Al-doped Bi2Se3 nanoparticulate semiconductors with controlled resonance states for enhanced thermoelectric efficiency

Abstract

The generally lower thermoelectric figure of merit (zT < 0.1) of eco-friendly Bi2Se3 semiconductors constrains the waste energy conversion efficiency in the resulting devices compared to a relatively toxic Bi2Te3. We strategically introduce an aluminium (Al) dopant to create resonance states near the Fermi level and obtain Al–Bi2Se3 nanoparticulate semiconductors with enhanced zT. As an electron feeder, these resonance states significantly improve transport properties within the Al–Bi2Se3 semiconductors.

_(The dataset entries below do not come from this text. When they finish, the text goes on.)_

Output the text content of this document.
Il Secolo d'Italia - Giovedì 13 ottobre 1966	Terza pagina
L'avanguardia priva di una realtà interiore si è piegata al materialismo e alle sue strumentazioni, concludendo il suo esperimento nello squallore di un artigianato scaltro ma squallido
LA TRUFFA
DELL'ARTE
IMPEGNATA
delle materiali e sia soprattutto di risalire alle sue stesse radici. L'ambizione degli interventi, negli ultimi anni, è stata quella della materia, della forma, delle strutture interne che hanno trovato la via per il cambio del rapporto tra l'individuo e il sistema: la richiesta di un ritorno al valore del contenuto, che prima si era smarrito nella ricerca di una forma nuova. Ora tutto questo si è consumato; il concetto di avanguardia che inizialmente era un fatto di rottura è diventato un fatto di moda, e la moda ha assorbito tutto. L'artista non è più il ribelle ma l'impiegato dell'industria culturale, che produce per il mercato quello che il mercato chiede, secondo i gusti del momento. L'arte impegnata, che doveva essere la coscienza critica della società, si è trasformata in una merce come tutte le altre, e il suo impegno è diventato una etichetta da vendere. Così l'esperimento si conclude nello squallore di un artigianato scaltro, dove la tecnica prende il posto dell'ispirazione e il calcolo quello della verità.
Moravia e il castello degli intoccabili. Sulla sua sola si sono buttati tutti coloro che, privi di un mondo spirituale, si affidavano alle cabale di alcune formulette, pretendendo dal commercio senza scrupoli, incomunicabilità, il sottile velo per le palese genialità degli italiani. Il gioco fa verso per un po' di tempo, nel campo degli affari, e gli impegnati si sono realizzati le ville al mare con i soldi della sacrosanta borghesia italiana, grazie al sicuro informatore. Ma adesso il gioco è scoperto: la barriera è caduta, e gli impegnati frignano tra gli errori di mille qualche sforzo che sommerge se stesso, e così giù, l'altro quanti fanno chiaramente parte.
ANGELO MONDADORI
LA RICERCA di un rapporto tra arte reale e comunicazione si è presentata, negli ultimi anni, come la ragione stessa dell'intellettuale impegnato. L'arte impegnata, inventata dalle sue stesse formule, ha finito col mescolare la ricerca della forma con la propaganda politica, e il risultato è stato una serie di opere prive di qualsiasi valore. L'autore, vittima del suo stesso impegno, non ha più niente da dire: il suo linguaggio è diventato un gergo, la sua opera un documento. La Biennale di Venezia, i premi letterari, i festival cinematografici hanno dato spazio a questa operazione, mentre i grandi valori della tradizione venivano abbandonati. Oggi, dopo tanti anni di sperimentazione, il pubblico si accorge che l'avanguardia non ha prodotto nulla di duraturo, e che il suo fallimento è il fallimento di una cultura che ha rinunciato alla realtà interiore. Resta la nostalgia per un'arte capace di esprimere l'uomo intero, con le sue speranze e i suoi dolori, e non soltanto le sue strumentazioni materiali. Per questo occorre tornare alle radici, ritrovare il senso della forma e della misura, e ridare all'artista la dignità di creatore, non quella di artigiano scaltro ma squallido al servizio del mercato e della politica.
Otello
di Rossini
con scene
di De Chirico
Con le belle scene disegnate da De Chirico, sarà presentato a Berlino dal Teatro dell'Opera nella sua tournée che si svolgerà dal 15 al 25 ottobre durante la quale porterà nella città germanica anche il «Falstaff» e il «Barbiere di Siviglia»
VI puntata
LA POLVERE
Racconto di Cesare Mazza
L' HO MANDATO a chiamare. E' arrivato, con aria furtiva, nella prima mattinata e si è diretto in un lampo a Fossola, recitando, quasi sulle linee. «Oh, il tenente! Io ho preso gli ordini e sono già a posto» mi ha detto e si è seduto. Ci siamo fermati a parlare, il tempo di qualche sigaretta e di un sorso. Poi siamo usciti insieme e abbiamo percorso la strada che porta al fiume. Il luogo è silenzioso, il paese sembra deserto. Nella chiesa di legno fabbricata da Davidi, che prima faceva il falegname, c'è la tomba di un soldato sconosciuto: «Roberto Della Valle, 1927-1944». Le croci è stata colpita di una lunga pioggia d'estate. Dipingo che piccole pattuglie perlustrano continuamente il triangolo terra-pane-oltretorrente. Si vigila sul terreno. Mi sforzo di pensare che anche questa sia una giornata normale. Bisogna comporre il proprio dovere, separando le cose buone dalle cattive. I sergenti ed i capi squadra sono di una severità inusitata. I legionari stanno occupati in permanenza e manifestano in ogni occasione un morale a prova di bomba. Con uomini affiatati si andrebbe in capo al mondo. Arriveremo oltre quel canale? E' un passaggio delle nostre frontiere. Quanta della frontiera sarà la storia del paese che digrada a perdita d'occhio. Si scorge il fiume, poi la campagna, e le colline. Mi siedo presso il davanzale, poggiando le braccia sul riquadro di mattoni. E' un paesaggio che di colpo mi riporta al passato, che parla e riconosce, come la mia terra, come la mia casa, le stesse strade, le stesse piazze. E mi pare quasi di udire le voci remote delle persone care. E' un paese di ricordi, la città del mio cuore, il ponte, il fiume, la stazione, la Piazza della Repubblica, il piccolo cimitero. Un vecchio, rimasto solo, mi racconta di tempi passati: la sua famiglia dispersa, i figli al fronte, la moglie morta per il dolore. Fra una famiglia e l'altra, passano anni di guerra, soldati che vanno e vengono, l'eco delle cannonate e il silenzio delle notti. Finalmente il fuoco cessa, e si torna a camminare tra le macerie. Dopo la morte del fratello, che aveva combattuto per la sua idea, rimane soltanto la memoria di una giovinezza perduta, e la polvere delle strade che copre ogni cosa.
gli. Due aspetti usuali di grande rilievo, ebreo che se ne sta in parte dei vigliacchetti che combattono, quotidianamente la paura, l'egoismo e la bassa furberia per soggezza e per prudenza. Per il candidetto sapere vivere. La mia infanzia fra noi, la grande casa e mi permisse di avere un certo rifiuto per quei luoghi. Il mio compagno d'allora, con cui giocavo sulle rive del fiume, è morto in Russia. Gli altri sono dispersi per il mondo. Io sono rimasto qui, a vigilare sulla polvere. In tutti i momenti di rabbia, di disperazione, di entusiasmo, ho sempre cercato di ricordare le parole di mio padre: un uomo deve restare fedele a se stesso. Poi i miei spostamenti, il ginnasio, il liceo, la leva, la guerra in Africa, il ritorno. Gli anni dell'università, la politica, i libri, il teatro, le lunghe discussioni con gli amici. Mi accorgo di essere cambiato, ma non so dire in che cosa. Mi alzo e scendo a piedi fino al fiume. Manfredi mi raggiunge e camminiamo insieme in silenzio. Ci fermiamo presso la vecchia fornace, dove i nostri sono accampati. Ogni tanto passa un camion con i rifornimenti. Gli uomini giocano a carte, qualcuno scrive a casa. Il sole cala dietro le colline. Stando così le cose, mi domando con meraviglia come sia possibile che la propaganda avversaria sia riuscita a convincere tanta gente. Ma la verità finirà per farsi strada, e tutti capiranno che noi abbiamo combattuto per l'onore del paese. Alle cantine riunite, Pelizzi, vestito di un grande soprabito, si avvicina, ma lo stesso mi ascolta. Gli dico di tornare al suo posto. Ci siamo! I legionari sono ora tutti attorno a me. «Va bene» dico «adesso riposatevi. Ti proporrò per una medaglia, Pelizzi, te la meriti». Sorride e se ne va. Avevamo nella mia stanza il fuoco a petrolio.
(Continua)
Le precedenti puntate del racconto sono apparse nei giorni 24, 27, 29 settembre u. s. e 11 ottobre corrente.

The theoretical calculation shows the creation of the resonance states by hybridizing the dopant's s-orbitals with the host's p-orbitals near the Fermi level. The Al–Bi2Se3 semiconductors effectively moderate electron concentration and the Seebeck-dependent effective mass, resulting in an ultrahigh zT of 0.57 over a broad temperature range of 300–473 K. The nanoparticle size (20 nm) efficiently impedes the propagation of lattice vibration, leading to an ultralow total thermal conductivity of 0.399 Wm−1/K. In contrast to conventional doping approaches, our strategic resonance doping is pivotal to enhancing the thermoelectric performance of the Bi2Se3 semiconductors and providing a pathway for synthesizing other semiconductor materials.